J Biomech Eng 118(4), 498-505 (Nov 01, 1996) (8 pages) doi:10.1115/1.2796036 History: Received January 01, 1995; Revised November 19, 1995; Online October 30, 2007


Mitral and tricuspid regurgitation create turbulent jets within the atria. Clinically, for the purpose of estimating regurgitant severity, jet size is assumed to be proportional to peak jet flow rate and regurgitant volume. Unfortunately, the relationship is more complex because the determinants of jet size include interactions between jet pulsatility, jet momentum, atrial width, and the velocity of ambient atrial counterftows. These effects on fluorescent jet penetration were measured using an in vitro simulation. Both steady and pulsatile jets were driven into an opposing counterflow velocity field peak jet length (Ljp ) measurements made as a function of (1) peak orifice velocity (Ujp ), (2) the time required for the jet to accelerate from zero to peak velocity and begin to decelerate (Tjp ), (3) jet orifice diameter (Dj ), (4) counterflow velocity (Uc ), and (5) counterflow tube diameter (Dc ).

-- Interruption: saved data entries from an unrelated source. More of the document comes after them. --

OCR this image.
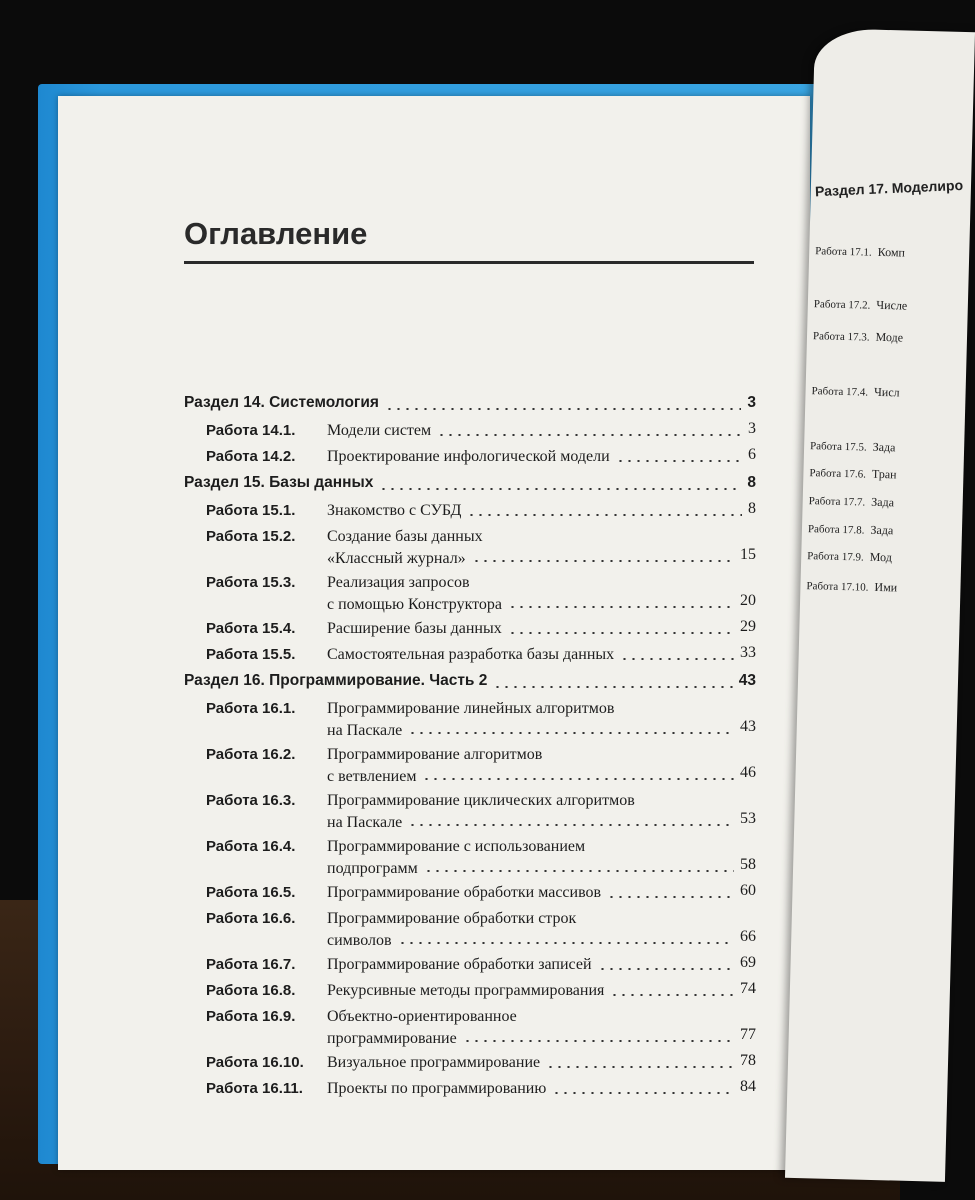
Оглавление
Раздел 14. Системология	3
Работа 14.1. Модели систем	3
Работа 14.2. Проектирование инфологической модели	6
Раздел 15. Базы данных	8
Работа 15.1. Знакомство с СУБД	8
Работа 15.2. Создание базы данных
«Классный журнал»	15
Работа 15.3. Реализация запросов
с помощью Конструктора	20
Работа 15.4. Расширение базы данных	29
Работа 15.5. Самостоятельная разработка базы данных	33
Раздел 16. Программирование. Часть 2	43
Работа 16.1. Программирование линейных алгоритмов
на Паскале	43
Работа 16.2. Программирование алгоритмов
с ветвлением	46
Работа 16.3. Программирование циклических алгоритмов
на Паскале	53
Работа 16.4. Программирование с использованием
подпрограмм	58
Работа 16.5. Программирование обработки массивов	60
Работа 16.6. Программирование обработки строк
символов	66
Работа 16.7. Программирование обработки записей	69
Работа 16.8. Рекурсивные методы программирования	74
Работа 16.9. Объектно-ориентированное
программирование	77
Работа 16.10. Визуальное программирование	78
Работа 16.11. Проекты по программированию	84
Раздел 17. Моделиро
Работа 17.1. Комп
Работа 17.2. Числе
Работа 17.3. Моде
Работа 17.4. Числ
Работа 17.5. Зада
Работа 17.6. Тран
Работа 17.7. Зада
Работа 17.8. Зада
Работа 17.9. Мод
Работа 17.10. Ими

A compact mathematical description was developed using dimensional analysis. Results showed that peak jet length was a function of the counterflow tube diameter, the ratio of peak jet to counterflow momentum, (Mjp /Mc ) = (Ujp 2 Dj 2 )/(Uc 2 Dc 2 ), and a previously undescribed jet pulsatility parameter, the pulsatility index (PI), PI = Dc 2 /(Tjp Ujp Dj ). For the same jet orifice flow conditions, jet penetration decreased as chamber diameter decreased, as the jet PI increased, and as the momentum ratio decreased. These interactions provide insight into why regurgitant jet size is not always a good estimate of regurgitant severity.